Take a look at that picture of the underside of the St. John’s Bridge there. You like big, creepy gothic stuff? I know I do. Well, how do you like them arches? Now imagine some old dude screaming up up at those neo-gothic arches and shouting “And thou, all-shaking thunder, smite flat the thick rotundity ‘o the world!” Get the picture? Pretty fucking sweet, huh? Even better than that, it was actually raining. Not as much as it really could have been- not enough for Lear to have a full-blown storm to rage at, but it was a nice addition, nonetheless.
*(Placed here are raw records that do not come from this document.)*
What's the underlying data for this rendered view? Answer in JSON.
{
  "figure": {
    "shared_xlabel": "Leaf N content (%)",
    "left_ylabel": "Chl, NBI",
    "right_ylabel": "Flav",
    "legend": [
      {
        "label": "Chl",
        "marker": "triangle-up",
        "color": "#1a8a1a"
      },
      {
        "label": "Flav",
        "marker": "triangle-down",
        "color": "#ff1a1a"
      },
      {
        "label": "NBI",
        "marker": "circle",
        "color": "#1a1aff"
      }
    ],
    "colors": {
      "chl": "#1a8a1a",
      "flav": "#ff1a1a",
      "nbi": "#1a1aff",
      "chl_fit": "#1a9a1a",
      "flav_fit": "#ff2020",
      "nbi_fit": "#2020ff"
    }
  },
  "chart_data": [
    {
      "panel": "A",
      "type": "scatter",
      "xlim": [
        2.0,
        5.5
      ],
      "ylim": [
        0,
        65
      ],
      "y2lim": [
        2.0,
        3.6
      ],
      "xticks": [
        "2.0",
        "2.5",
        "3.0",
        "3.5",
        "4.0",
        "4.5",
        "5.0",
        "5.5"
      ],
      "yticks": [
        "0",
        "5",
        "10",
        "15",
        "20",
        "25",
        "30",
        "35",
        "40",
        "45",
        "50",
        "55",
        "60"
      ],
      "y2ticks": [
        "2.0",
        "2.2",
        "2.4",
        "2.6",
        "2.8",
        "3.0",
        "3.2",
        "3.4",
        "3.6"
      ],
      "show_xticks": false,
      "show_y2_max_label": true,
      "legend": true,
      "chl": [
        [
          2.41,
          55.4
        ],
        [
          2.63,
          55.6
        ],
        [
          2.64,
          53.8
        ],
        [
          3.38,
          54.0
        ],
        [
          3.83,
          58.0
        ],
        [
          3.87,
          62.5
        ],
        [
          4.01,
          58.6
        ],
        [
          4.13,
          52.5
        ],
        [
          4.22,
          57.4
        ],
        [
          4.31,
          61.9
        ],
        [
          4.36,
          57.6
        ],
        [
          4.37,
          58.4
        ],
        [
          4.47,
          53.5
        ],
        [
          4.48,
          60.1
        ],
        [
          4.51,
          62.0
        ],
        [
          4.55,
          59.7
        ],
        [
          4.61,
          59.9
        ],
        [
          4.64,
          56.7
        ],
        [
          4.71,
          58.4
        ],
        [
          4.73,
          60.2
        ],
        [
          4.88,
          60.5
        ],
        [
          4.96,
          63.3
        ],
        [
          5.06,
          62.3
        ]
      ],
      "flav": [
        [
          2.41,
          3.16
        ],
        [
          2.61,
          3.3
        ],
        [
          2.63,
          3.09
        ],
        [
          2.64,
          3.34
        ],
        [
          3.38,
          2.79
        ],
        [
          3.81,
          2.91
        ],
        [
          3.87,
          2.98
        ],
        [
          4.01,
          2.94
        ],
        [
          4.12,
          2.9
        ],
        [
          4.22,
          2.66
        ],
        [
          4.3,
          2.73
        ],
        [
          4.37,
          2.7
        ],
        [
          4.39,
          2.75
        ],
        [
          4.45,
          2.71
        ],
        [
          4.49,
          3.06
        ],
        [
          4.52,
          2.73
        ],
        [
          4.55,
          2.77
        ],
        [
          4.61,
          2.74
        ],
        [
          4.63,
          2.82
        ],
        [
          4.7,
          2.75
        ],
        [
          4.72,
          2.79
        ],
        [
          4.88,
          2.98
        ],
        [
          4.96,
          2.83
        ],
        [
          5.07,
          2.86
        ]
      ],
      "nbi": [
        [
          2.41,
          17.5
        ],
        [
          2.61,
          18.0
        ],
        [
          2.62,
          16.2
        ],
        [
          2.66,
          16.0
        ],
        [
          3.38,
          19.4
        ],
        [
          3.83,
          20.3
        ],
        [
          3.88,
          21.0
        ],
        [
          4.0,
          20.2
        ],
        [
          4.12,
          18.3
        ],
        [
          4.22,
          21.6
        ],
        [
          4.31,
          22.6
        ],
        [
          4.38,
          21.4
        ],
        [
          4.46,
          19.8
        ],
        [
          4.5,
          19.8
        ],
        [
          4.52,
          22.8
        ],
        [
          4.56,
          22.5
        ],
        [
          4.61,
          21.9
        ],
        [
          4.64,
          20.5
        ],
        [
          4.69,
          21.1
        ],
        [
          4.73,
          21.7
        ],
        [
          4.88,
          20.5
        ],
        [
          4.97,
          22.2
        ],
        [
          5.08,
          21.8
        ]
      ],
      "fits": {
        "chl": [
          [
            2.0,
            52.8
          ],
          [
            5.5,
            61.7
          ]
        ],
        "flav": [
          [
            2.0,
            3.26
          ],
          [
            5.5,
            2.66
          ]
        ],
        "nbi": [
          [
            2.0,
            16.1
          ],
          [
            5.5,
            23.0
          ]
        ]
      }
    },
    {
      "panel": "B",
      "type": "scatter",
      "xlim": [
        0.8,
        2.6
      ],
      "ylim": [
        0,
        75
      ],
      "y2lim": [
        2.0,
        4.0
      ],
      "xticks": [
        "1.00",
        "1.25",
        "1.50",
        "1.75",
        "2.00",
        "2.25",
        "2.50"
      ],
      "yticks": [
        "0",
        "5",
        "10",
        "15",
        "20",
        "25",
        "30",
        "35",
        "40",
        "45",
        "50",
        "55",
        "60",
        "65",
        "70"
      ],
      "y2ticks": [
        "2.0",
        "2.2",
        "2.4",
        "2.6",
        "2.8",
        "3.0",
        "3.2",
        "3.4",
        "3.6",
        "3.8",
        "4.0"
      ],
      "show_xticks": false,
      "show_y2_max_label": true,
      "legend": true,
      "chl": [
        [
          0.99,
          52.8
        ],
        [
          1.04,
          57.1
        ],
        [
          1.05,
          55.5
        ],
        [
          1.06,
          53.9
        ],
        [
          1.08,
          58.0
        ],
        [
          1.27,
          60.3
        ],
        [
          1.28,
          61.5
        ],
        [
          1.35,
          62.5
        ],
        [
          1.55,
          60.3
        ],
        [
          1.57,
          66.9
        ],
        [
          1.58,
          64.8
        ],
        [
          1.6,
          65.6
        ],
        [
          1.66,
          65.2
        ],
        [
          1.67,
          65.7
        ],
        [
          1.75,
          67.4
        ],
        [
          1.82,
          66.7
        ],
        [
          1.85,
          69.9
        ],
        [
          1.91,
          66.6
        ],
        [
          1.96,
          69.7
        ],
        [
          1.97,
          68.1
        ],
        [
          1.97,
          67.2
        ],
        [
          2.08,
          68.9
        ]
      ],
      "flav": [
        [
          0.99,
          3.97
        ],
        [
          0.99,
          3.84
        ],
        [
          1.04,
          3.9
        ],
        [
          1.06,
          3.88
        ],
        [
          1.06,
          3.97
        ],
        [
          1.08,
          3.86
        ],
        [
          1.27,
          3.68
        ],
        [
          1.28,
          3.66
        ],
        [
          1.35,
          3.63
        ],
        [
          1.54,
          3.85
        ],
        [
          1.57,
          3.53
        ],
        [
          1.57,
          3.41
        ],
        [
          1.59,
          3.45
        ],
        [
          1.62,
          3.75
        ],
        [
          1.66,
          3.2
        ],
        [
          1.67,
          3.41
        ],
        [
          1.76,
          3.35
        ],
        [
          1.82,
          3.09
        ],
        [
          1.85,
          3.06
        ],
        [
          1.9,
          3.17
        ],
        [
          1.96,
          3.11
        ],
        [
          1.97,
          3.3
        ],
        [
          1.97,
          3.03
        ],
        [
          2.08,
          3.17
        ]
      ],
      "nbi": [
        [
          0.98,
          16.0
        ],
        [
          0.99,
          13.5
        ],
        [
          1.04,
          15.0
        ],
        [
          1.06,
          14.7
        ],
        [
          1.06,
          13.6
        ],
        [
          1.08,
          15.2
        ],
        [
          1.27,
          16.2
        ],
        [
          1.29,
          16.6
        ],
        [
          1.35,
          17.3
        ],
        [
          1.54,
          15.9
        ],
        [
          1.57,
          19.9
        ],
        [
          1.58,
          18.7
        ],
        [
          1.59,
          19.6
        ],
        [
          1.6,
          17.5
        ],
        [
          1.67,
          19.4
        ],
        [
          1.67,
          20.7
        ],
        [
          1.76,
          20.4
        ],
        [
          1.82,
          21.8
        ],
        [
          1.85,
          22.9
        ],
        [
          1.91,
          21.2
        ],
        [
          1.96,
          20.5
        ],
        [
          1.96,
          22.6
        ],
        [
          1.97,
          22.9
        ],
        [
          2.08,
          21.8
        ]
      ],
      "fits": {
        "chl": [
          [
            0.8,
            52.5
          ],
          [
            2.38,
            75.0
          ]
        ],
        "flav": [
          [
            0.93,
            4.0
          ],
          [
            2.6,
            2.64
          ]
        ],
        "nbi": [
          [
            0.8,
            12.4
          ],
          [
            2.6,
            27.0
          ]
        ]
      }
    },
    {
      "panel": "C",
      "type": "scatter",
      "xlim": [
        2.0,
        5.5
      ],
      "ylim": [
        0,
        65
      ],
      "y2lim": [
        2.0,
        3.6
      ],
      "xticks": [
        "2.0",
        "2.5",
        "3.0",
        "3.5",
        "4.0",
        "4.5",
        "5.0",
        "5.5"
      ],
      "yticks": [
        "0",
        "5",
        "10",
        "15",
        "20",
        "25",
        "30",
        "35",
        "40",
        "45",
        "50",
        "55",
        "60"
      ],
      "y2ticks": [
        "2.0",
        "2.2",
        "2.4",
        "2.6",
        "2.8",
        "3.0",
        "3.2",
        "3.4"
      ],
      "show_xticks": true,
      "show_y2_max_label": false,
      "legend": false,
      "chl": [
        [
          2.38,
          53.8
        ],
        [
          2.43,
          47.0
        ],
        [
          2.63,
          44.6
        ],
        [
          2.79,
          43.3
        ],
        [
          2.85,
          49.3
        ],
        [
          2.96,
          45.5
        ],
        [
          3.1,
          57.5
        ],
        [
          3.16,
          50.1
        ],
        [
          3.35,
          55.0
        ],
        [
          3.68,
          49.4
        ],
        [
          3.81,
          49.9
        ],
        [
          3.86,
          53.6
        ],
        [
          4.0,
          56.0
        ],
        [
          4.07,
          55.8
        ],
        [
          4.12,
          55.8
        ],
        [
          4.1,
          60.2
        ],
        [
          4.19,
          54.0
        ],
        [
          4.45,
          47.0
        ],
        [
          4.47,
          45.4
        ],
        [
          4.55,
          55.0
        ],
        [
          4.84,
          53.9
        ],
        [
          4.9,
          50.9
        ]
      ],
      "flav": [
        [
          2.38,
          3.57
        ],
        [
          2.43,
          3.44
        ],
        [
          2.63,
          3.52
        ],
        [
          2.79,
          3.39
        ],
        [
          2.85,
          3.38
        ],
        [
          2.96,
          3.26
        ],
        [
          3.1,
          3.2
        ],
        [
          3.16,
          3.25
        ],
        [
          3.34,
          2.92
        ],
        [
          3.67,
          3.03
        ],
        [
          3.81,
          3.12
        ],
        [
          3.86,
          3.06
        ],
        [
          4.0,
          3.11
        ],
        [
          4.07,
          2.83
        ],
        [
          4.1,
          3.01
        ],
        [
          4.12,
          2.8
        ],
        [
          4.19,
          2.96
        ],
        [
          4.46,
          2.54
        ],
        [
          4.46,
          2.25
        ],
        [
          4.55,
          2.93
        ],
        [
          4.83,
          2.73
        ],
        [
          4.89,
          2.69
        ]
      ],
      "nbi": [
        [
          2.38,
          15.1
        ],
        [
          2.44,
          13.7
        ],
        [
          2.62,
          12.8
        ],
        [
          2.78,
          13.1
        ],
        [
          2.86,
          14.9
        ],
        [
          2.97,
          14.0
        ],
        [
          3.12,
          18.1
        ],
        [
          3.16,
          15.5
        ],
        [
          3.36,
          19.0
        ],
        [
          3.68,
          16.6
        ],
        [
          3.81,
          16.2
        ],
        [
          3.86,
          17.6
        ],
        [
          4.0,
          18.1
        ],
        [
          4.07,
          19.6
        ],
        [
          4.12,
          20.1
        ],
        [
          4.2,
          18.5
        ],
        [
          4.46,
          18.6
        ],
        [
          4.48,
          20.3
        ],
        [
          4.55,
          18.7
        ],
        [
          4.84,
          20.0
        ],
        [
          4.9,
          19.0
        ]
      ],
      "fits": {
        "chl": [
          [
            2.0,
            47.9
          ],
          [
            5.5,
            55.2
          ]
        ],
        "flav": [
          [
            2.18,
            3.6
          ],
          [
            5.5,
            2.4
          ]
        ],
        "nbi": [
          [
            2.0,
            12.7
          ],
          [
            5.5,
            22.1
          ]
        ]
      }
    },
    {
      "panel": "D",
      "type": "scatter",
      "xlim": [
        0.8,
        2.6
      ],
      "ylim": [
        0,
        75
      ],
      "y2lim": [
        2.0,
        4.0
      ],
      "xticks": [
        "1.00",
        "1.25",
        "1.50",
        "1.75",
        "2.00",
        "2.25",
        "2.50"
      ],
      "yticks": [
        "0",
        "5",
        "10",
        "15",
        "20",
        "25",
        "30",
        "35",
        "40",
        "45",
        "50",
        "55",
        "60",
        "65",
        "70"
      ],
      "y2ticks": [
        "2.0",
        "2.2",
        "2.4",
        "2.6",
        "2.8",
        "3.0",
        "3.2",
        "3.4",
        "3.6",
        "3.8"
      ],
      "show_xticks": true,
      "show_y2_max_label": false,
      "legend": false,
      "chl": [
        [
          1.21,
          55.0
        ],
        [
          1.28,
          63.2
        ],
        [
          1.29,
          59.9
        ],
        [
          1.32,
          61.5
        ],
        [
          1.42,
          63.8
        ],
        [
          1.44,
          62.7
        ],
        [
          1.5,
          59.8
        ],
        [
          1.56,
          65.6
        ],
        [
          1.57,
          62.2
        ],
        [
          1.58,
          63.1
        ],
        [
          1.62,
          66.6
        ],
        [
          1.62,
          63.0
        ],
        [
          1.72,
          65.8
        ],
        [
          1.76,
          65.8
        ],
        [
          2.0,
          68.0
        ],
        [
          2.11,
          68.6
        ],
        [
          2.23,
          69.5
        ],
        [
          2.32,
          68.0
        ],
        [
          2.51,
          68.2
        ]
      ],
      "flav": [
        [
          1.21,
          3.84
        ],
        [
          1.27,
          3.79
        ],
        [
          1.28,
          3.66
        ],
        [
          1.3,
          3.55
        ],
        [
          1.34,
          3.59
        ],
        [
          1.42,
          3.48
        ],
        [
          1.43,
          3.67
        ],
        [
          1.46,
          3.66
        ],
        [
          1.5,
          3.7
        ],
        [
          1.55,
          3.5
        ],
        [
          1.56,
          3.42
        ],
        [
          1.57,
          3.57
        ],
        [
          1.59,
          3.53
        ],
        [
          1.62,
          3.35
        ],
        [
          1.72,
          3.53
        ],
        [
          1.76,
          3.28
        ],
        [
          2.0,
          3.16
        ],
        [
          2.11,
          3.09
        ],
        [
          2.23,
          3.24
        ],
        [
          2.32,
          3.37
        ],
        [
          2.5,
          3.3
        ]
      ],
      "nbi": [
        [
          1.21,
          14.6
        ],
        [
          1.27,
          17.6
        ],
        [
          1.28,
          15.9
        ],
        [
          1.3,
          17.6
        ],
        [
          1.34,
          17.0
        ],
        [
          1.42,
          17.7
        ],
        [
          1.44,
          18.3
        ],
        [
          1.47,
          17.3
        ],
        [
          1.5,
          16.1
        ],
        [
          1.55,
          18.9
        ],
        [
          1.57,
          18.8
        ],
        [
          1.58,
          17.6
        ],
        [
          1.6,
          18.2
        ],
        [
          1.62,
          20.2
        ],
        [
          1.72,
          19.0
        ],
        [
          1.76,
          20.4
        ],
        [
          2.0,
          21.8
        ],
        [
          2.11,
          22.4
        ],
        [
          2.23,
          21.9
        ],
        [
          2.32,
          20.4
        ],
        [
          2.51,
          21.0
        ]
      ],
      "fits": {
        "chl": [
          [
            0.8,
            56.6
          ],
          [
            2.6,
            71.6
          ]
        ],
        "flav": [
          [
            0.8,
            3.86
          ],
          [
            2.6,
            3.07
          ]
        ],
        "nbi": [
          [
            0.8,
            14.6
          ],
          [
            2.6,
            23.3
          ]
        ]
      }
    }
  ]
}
It was also neat to see the actors entering and exiting from all directions. Yes, I know that having actors climb through the fourth wall is something that’s been around for quite some time, but when done right it’s still highly cool. More than having entrances and exits via the stairwell that ran through the audience, though (there it is in the picture) was that after the intermission the doorway in the arch was taken down and one could see the actors striding toward the center of the stage, sihouetted in the archway before they made their entrances. Having Edmund in shadows in the background while Glouster wailed up at the sky behind his bloody eyemask was really, really fucking cool.
By the end of the play I’d totally forgotten that I was at a free performance. No, scratch that. I hadn’t forgotten that I was at a free performance. Rather, the DIY-ness of it all just increased my enjoyment of it. They were using a public space instead of a set, fairly cheap costumes, there was ambient noise from the bridge and the street, everyone was getting rained on, and that made it all better. This wasn’t art inside some hermetic space or presented in some sort of pristine matter. The messiness of the situation granted it a certain kind of authenticity. That’s what it had- authenticity. That’s what I want, what so many people of my age and type want. Something stripped of artifice and slickness, or at least something that is conscious of such. Moreover, lack of artifice should be supplanted with a certain unfeigned enthusiasm, a truthfulness and security in one’s actions and creations, an unsentimental sincerity that seems to pervade the DIY aesthetic. Lear in the park certainly had that.
I had a blast, and am certainly planning on seeing their next performance, Henry IV Part One. Also, I rented Ran, Kurosawa’s film based on Lear. Totally epic, and the subject of a future post.